While users once operated their computing devices with a single browser showing a single webpage, the use of web browsers, the Internet and other types of electronic messaging has changed dramatically. For example, many ordinary users often have several different tabs showing web pages open at a given time. For power users, the number of tabs open at a given time can be greater than 20. Furthermore, no longer is the web browser solely used for retrieving information from the Internet and displaying static web pages. Now the web browser is used as an interface to manage e-mail, social networking, blogging, posting photos, watching videos, editing documents, and any number of additional activities. Therefore, it is important for users to be able to manage these different types of messaging and switch between them.

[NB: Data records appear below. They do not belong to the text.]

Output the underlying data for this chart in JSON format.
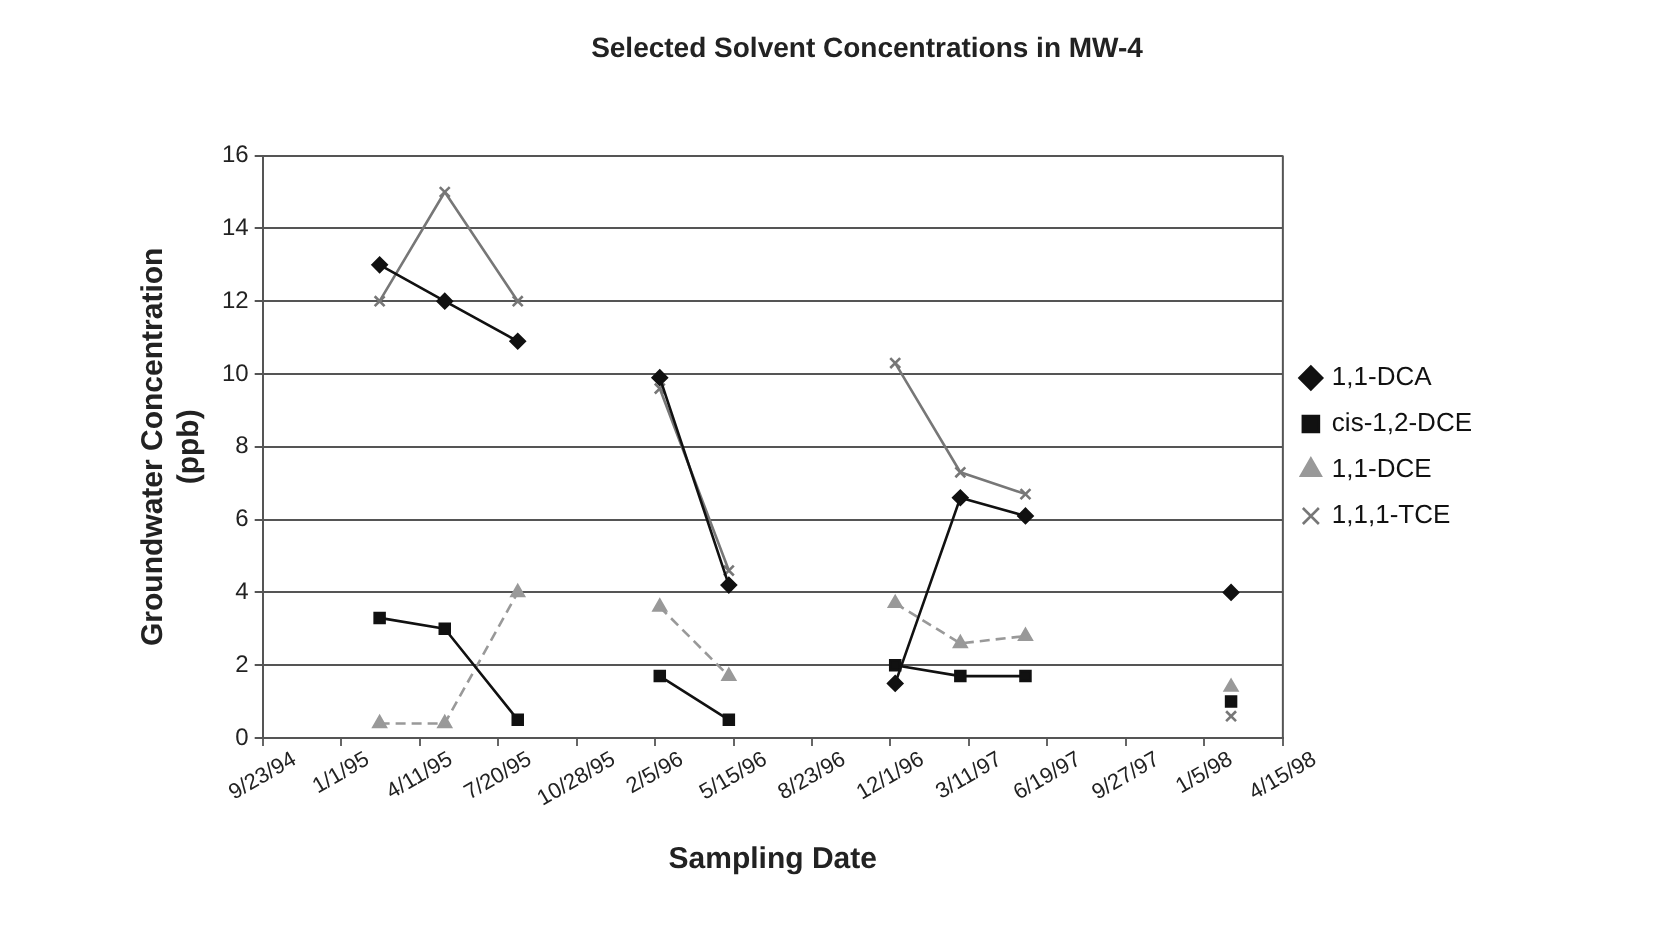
{
  "chart_data": {
    "type": "line",
    "title": "Selected Solvent Concentrations in MW-4",
    "xlabel": "Sampling Date",
    "ylabel": "Groundwater Concentration (ppb)",
    "x": [
      "1995-02-19",
      "1995-05-13",
      "1995-08-14",
      "1995-11-15",
      "1996-02-11",
      "1996-05-09",
      "1996-08-23",
      "1996-12-07",
      "1997-02-28",
      "1997-05-22",
      "1997-09-27",
      "1998-02-08"
    ],
    "series": [
      {
        "name": "1,1-DCA",
        "color": "#111111",
        "marker": "diamond",
        "line_style": "solid",
        "values": [
          13,
          12,
          10.9,
          null,
          9.9,
          4.2,
          null,
          1.5,
          6.6,
          6.1,
          null,
          4
        ]
      },
      {
        "name": "cis-1,2-DCE",
        "color": "#111111",
        "marker": "square",
        "line_style": "solid",
        "values": [
          3.3,
          3,
          0.5,
          null,
          1.7,
          0.5,
          null,
          2,
          1.7,
          1.7,
          null,
          1
        ]
      },
      {
        "name": "1,1-DCE",
        "color": "#999999",
        "marker": "triangle",
        "line_style": "dashed",
        "values": [
          0.4,
          0.4,
          4,
          null,
          3.6,
          1.7,
          null,
          3.7,
          2.6,
          2.8,
          null,
          1.4
        ]
      },
      {
        "name": "1,1,1-TCE",
        "color": "#777777",
        "marker": "cross",
        "line_style": "solid",
        "values": [
          12,
          15,
          12,
          null,
          9.6,
          4.6,
          null,
          10.3,
          7.3,
          6.7,
          null,
          0.6
        ]
      }
    ],
    "xlim": [
      "1994-09-23",
      "1998-04-15"
    ],
    "xticks": [
      {
        "value": "1994-09-23",
        "label": "9/23/94"
      },
      {
        "value": "1995-01-01",
        "label": "1/1/95"
      },
      {
        "value": "1995-04-11",
        "label": "4/11/95"
      },
      {
        "value": "1995-07-20",
        "label": "7/20/95"
      },
      {
        "value": "1995-10-28",
        "label": "10/28/95"
      },
      {
        "value": "1996-02-05",
        "label": "2/5/96"
      },
      {
        "value": "1996-05-15",
        "label": "5/15/96"
      },
      {
        "value": "1996-08-23",
        "label": "8/23/96"
      },
      {
        "value": "1996-12-01",
        "label": "12/1/96"
      },
      {
        "value": "1997-03-11",
        "label": "3/11/97"
      },
      {
        "value": "1997-06-19",
        "label": "6/19/97"
      },
      {
        "value": "1997-09-27",
        "label": "9/27/97"
      },
      {
        "value": "1998-01-05",
        "label": "1/5/98"
      },
      {
        "value": "1998-04-15",
        "label": "4/15/98"
      }
    ],
    "ylim": [
      0,
      16
    ],
    "yticks": [
      0,
      2,
      4,
      6,
      8,
      10,
      12,
      14,
      16
    ],
    "grid": "y",
    "legend": "right"
  }
}
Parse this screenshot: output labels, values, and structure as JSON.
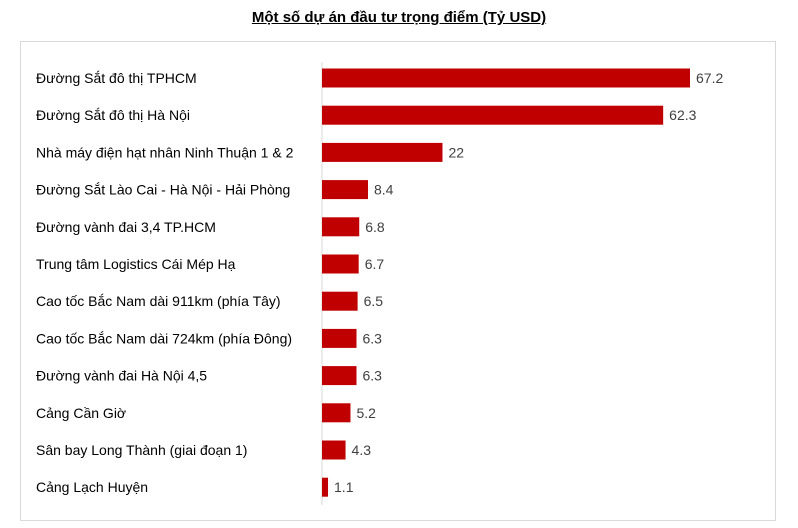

With the browser being used for so many different activities, the speed at which the browser can retrieve and present information from a server is impaired. Additionally, many users have installed extensions or plug-ins to their web browser and this also impacts how quickly the browser can retrieve and display information. When information is not shown and displayed quickly enough this degrades the user experience and in the more problematic cases causes users to reload or re-fetch information. This causes unnecessary network traffic and additional load on web servers.
As noted above, users no longer have only a single browser tab or window with only one page being viewed at a time. In some cases, the information being delivered to multiple different tabs or windows is the same. For companies that deliver significant amounts of web content, the more requests that are sent to the servers, the more response bandwidth and processing power are required to service these requests. In some cases, this means that they have installed additional web servers to provide adequate bandwidth and processing power to respond to the requests for information.